Earnings growth is a huge factor in stock valuation. What investors need to determine next is if the expected earnings growth, or the lack of it, is already built into the share price. By doing so, they will have an idea if the stock is headed into clear blue waters or if swampy waters await. What is DGX worth today? The intrinsic value infographic in our free research report helps visualize whether DGX is currently mispriced by the market.
Is Quest Diagnostics Efficiently Re-investing Its Profits?
With a three-year median payout ratio of 34% (implying that the company retains 66% of its profits), it seems that Quest Diagnostics is reinvesting efficiently in a way that it sees respectable amount growth in its earnings and pays a dividend that’s well covered.

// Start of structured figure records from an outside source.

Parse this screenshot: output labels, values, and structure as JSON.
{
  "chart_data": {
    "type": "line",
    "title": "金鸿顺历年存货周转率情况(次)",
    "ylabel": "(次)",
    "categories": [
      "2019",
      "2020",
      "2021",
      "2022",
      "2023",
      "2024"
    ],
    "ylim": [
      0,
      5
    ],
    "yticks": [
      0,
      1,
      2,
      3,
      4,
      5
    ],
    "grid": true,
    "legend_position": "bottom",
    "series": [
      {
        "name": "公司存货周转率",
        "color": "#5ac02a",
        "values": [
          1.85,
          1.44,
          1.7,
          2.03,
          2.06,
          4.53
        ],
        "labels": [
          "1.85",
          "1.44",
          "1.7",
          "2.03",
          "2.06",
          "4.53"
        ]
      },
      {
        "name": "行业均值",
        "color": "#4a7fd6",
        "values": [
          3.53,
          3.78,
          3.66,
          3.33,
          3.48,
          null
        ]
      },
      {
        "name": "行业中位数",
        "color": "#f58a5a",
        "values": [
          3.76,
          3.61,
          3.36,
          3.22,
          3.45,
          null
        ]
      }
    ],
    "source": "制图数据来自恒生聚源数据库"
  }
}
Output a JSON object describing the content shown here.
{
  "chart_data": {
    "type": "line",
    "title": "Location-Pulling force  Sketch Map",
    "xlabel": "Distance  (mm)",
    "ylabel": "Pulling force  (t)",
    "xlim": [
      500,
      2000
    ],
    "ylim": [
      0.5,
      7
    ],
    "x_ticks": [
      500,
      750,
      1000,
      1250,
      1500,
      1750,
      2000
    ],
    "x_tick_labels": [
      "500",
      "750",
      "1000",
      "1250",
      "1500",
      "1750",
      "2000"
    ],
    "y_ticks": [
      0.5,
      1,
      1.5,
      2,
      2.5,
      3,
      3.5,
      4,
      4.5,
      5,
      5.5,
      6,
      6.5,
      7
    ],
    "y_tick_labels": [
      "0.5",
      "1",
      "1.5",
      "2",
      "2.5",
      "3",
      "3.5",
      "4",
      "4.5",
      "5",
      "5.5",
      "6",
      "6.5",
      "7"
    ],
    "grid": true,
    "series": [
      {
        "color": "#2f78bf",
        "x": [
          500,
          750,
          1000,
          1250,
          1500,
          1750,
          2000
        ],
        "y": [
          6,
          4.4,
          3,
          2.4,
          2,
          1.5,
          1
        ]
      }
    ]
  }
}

Additionally, Quest Diagnostics has paid dividends over a period of at least ten years which means that the company is pretty serious about sharing its profits with shareholders. Upon studying the latest analysts’ consensus data, we found that the company is expected to keep paying out approximately 29% of its profits over the next three years. However, Quest Diagnostics’ future ROE is expected to decline to 14% despite there being not much change anticipated in the company’s payout ratio.
On the whole, we feel that Quest Diagnostics’ performance has been quite good. In particular, it’s great to see that the company is investing heavily into its business and along with a high rate of return, that has resulted in a sizeable growth in its earnings. With that said, on studying the latest analyst forecasts, we found that while the company has seen growth in its past earnings, analysts expect its future earnings to shrink. Are these analysts expectations based on the broad expectations for the industry, or on the company’s fundamentals? Click here to be taken to our analyst’s forecasts page for the company.
This article by Simply Wall St is general in nature. It does not constitute a recommendation to buy or sell any stock, and does not take account of your objectives, or your financial situation. We aim to bring you long-term focused analysis driven by fundamental data. Note that our analysis may not factor in the latest price-sensitive company announcements or qualitative material. Simply Wall St has no position in any stocks mentioned.